What many of the briefs fail to investigate is the role of the counselor or therapist. Is it to “affirm” the client’s beliefs, or to offer support and guidance, even to clients whose practices one may find distasteful or morally wrong? Daniel Mach, a lawyer with the American Civil Liberties Union, which filed a brief in support of Eastern Michigan, said that the canons of the profession rightly put the needs of clients ahead of the sensibilities of counselors.
“Nobody should be forced to change her religious beliefs or be punished for her faith,” Mr. Mach said. However, he said, referring a client to another counselor is not a neutral act. He pointed out that high school counselors may be the only compassionate adults available to gay, bisexual or transgender youths, and that turning away such a youth in crisis “could be devastating.”
And then here is my column from two weeks earlier, about the increasing aversion, among many evangelical Protestants, to birth control. Good quotation:
The Republican presidential field has produced a lot of babies. There is Mitt Romney, father of five sons. Ron Paul, an obstetrician by training, is also a father of five, and his campaign Web site credits him with bringing 4,000 babies into the world. Newt Gingrich and the recent dropout Rick Perry have only two children each, but Rick Santorum, who has said contraception is “not O.K.,” has seven children, and so does another former candidate, Jon M. Huntsman Jr.

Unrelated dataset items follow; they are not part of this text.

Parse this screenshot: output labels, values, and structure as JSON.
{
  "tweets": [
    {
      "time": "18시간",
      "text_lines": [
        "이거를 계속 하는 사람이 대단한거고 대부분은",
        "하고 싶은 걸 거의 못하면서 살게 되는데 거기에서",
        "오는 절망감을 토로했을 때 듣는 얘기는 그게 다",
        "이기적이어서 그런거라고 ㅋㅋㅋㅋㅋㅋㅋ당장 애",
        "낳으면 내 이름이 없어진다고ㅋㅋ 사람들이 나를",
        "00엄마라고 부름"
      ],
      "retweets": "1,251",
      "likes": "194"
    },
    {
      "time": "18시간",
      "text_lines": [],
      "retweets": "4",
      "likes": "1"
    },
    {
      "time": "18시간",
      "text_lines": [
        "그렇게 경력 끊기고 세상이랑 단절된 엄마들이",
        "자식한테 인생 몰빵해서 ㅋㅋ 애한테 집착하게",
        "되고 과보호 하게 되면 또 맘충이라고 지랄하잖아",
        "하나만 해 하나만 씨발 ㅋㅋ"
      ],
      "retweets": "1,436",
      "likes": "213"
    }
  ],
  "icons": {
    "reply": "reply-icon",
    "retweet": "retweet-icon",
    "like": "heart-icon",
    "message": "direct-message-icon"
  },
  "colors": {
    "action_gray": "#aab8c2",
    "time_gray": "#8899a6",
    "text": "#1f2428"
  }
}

And so far as I can tell, evangelical Christians in South Carolina, who will most likely constitute a majority of voters in Saturday’s primary, don’t think this über-fertility is at all strange. Support for Mr. Santorum may show that Protestants are no longer as troubled by the Roman Catholic objection to birth control.
Certain religious groups tend to have large families, whether for reasons of religious observance, as with some Jews, or because it is culturally approved, as in Mormonism. But 50 years ago, large families were unusual in evangelical Protestantism. A Santorum-size family would have been seen as a marker of exotic, sinister religiosity. Big families were stigmatized: they were for immigrants and Catholics, or for the rural poor.